Elon Musk is tweeting about Full Self Driving again.
Soon
— Buff Mage (@elonmusk) January 11, 2020
Full Self Driving is an upcoming Tesla feature that currently exists in an unfinished form. According to Musk, the feature will eventually make it possible for a Tesla vehicle to drive itself from an owner’s driveway in the suburbs, onto the highway at high speeds, into the city where there’s traffic, weather, pedestrians, and who-knows-what-else, and into your office parking lot.
Musk also claimed that by the end of 2020 Tesla would have fully-autonomous robotaxis operating unrestricted on city streets – which, if true, a couple of AI experts are going to literally eat them.
It all boils down to Tesla’s two major software packages: Autopilot and Full Self Driving. Neither does what their respective names would imply, as it’s important to mention that there are currently no fully autonomous passenger cars available for sale to private citizens. The technology just isn’t there yet.
As far as we can tell, Musk is the only automaker claiming they’ll field fully-autonomous production vehicles for regular consumers any time soon.
Perhaps the most baffling aspect of Musk’s handling of both “Autopilot” and “Full Self Driving” are the facts that he’s managed to convince the world’s governments and the public at-large that it’s okay to beta test his software on public roads.
It’s one thing to find out that someone in a country you don’t live in has access to a new pre-release version of a Spotify feature that you wish you had. But, it’s different when you have to wonder if the person sharing the road with you is driving their vehicle, or if an alpha or beta build of a car manufacturer’s software is.
Those of us who don’t own Teslas haven’t consented to sharing the roadways with beta testers who can’t seem to get it through their heads that Autopilot isn’t an autopilot system and Full Self Driving is by no means a full self-driving system for their vehicles.
While it’s certainly possible that Musk and Tesla will shock the world by becoming the first – and, to date, only – company to unlock the secret to fully-autonomous driverless vehicles, it won’t come in the form of a software update. Beyond simply building the best modern car on the planet (a designation I’d like to remind those about to send me a rage email that I completely agree Tesla’s vehicles deserve), autonomous vehicles that transport humans will need a supporting infrastructure grid to work in urban environments.

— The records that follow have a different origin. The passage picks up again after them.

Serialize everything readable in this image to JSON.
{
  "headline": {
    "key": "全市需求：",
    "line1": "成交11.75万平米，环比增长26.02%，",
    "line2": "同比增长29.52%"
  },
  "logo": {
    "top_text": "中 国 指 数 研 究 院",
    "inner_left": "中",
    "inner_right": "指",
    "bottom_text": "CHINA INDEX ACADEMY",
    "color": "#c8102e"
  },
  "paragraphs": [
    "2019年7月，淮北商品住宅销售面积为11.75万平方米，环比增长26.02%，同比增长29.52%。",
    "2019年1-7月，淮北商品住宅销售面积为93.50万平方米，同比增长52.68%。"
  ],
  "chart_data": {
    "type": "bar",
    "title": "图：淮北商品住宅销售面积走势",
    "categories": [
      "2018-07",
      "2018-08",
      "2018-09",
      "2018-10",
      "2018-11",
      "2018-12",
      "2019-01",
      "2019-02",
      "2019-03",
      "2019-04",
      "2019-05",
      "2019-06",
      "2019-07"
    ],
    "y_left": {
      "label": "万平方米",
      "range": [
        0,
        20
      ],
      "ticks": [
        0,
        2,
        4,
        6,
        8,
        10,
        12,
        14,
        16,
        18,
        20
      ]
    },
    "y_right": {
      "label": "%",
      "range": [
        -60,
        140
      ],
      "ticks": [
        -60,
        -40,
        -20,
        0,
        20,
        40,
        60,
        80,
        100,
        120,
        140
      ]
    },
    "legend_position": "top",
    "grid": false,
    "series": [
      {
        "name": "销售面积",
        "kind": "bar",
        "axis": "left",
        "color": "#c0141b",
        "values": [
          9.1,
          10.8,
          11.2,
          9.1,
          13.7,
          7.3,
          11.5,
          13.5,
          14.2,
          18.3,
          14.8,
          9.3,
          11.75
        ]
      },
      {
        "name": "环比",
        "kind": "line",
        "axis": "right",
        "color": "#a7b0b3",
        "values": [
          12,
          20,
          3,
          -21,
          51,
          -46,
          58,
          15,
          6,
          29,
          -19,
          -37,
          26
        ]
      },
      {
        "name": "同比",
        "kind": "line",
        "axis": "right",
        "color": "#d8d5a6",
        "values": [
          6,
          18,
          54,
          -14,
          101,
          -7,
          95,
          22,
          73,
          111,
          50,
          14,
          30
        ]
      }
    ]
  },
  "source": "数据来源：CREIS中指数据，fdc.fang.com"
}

More likely, however, is the reality that Musk’s promises of a car that can drive itself — safely — in city environments is as much a pipe-dream as the magnetically-levitating pods that were going to carry humans from New York to Los Angeles faster than a Jet airliner could using underground hyperloops. For those keeping score, the hyperloop has become an underground tube that we’ll just drive our cars through. After much ado, Musk has finally invented the tunnel.
Yet, here we are with Musk a hair’s breadth away from triggering his billion-dollar bonus, and the mogul’s tweeting about Full Self Driving again after failing to meet his initial deadline of Q-4 2019. Will we actually see the “feature complete” version of Full Self Driving in Tesla’s early access group in 2020?
Who cares?
If it’s what Musk says it’ll be, a system that cobbles Tesla’s wobbly parking lot navigation “Summon” AI with its spotty highway driver-assistance “Autopilot” and tosses in a computer vision-powered traffic light and pedestrian detector, then the early access group owners won’t have anything to brag about that they didn’t already.